Quantizing CLIP Visual Projector

This is the tool for quantizing the CLIP visual projector model. Quantization reduces the precision of the model's weights, which can significantly decrease the model size and improve inference speed, often with minimal impact on performance.

Usage

To quantize a CLIP visual projector model, use the following command:

./bin/llama-llava-clip-quantize-cli /path/to/ggml-model-f32.gguf /path/to/ggml-model-quantized.gguf <type>

After the quantization, the visual projector can be used freely with the existing LLAVA cli (LLAVA, Qwen2VL, etc).

Arguments

  • /path/to/ggml-model-f32.gguf: The path to the input model file in FP32 or FP16 format.
  • /path/to/ggml-model-quantized.gguf: The path where the quantized model will be saved.
  • <type>: The quantization type to apply.
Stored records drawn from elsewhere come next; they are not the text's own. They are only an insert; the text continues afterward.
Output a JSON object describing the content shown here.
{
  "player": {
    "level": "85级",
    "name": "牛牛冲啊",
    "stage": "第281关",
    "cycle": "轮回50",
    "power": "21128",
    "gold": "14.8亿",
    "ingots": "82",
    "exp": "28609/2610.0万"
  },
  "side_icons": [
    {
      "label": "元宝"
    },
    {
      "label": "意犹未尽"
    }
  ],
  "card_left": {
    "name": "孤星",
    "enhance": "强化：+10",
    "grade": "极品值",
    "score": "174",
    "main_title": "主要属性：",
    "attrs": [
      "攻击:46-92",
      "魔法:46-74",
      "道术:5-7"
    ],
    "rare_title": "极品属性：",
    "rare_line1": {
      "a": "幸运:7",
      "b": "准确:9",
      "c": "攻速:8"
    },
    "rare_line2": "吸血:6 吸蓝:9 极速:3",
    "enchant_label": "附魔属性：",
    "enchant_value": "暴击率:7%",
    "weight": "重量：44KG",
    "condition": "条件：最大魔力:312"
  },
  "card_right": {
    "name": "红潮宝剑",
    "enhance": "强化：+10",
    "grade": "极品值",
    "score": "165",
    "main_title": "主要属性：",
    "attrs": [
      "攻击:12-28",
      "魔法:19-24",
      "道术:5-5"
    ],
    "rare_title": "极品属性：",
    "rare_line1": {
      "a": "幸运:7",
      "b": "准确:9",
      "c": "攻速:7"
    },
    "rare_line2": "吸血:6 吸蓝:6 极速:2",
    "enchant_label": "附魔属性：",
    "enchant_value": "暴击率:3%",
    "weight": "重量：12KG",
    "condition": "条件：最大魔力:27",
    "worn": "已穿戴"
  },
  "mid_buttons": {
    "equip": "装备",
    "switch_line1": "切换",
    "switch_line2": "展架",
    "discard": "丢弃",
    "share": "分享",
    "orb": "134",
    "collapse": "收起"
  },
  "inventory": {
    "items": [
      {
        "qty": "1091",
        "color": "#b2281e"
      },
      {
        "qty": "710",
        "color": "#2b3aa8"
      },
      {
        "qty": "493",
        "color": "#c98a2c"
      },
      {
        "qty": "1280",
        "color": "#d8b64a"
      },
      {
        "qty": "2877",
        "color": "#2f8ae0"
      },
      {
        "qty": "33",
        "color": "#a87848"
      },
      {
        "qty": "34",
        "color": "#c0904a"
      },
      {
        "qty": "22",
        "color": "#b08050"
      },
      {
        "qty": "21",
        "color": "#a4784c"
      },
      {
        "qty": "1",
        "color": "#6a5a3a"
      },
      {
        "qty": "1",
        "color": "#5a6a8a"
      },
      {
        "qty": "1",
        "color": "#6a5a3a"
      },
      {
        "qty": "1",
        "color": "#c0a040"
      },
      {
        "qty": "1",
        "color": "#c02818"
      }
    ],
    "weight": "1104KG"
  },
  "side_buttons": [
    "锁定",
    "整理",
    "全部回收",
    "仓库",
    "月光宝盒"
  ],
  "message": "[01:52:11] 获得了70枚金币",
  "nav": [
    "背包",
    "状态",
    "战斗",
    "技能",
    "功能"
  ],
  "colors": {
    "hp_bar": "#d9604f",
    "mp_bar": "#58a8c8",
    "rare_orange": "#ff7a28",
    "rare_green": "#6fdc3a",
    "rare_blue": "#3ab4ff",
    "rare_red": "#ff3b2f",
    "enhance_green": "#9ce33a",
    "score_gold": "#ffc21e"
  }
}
This should be an integer corresponding to one of the quantization types defined in the enum ggml_type.

Quantization Types

The following quantization types are supported, based on the enum ggml_type definition:

  • 2 - q4_0: 4-bit quantization with a single scale value.
  • 3 - q4_1: 4-bit quantization with a separate scale value for each block.
  • 6 - q5_0: 5-bit quantization with a single scale value.
  • 7 - q5_1: 5-bit quantization with a separate scale value for each block.
  • 8 - q8_0: 8-bit quantization with a single scale value.

Example

To quantize a model using the q4_0 quantization type, you would run:

./bin/llama-llava-clip-quantize-cli /path/to/ggml-model-f32.gguf /path/to/ggml-model-quantized.gguf 2

This command will generate a quantized model at /path/to/ggml-model-quantized.gguf using the q4_0 quantization method.

Notes

  • Quantization can lead to a loss in model accuracy, depending on the chosen quantization type. It is recommended to evaluate the quantized model's performance on your specific task to ensure it meets your requirements.
  • The quantized model will typically be smaller in size and faster to run, making it more suitable for deployment in resource-constrained environments.